Lead: In recent decades the Great Sphinx of Gaza has shown signs of advanced deterioration. It may actually be older than was once thought.

Tag: A Moment in Time with Dan Roberts.

Content: The Sphinx has fired the imagination of poets, scholars, and tourists for generations. Recently stones have begun falling off this massive statue, masonry veneer from the left hind paw in 1981, and a huge piece of bedrock from the right shoulder in 1988. This has led to speculation that the giant lion-shaped figure is actually much older than had been estimated. Heretofore, archeologists have dated the Sphinx as originating in the Old Kingdom about 2500 years B.C.E. The recent decay has led some scholars to assert that the monument is more like 5000 to 7000 years B.C.E. However this dispute is resolved, it has led to heightened interest in the origins of the statue and to what use it was put in the cultic life of the ancient Egyptian religion.
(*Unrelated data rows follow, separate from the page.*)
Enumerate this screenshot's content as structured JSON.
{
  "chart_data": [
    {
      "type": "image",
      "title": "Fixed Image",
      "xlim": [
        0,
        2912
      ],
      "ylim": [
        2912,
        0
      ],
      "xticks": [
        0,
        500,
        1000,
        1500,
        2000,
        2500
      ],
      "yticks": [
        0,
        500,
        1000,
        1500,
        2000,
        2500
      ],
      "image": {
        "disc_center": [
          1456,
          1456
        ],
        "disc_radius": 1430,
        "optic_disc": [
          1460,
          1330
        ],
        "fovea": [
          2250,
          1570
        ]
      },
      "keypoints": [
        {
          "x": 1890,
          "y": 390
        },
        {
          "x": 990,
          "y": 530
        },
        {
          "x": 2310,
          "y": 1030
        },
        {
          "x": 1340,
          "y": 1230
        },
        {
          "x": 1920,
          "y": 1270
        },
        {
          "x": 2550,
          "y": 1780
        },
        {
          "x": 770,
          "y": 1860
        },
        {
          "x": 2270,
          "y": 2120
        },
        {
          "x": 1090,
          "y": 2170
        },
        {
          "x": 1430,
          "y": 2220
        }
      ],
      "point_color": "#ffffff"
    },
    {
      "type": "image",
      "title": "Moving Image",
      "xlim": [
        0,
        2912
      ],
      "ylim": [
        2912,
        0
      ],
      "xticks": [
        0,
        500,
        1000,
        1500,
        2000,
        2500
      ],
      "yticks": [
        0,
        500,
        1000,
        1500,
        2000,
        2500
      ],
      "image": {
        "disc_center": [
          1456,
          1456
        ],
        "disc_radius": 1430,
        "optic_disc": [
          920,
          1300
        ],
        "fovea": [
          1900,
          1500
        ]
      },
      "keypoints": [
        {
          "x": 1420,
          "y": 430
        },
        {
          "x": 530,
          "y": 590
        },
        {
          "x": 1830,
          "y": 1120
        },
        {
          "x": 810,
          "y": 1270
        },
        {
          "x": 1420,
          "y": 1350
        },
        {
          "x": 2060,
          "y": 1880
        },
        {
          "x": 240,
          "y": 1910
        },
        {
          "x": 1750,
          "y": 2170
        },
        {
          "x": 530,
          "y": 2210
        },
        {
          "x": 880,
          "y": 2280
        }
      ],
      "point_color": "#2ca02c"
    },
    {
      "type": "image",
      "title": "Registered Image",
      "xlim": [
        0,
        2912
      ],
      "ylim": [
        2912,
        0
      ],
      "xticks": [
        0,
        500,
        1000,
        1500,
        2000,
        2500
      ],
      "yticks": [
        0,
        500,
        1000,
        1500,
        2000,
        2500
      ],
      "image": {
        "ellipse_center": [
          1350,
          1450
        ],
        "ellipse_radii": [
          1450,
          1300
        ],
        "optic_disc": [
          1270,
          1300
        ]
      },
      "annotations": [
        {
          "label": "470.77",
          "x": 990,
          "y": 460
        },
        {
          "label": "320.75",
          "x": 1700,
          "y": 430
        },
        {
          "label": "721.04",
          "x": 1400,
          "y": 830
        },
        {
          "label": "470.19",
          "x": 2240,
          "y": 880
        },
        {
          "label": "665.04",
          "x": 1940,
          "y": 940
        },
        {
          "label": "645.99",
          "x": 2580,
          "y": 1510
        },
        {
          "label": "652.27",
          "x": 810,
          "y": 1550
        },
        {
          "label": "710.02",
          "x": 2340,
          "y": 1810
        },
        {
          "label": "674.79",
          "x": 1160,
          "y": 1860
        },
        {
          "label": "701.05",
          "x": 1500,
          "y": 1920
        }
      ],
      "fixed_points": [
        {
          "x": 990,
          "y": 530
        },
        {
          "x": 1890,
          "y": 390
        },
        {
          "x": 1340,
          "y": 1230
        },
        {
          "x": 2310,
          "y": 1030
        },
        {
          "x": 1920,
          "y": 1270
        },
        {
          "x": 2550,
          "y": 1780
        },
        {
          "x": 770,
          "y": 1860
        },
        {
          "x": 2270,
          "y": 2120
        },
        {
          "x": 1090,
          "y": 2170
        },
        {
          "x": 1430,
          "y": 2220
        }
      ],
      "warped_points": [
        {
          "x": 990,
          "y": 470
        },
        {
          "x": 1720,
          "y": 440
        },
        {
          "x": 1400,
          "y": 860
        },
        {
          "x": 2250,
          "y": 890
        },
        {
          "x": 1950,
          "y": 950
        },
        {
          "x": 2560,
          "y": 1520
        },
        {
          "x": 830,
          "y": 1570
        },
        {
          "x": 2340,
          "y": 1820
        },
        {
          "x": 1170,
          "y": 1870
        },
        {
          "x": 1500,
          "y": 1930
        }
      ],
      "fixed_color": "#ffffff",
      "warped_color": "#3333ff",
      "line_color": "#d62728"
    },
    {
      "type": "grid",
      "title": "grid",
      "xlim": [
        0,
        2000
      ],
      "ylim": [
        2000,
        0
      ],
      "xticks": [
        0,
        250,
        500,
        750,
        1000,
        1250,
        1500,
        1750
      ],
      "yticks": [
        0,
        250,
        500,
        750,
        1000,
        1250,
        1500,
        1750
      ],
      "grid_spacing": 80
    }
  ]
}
The Sphinx sits within a cluster of burial monuments and temples near Giza just south of the Nile Delta. The three giant pyramids of Pharaohs Khufu, Khafre, and Menkaure dominate the skyline. Each of the giant structures had a long causeway or narrow ceremonial boulevard that ran from a temple beside the pyramid down to another temple close to the River itself. This last was called the Valley Temple and served as an entrance to each pyramid complex.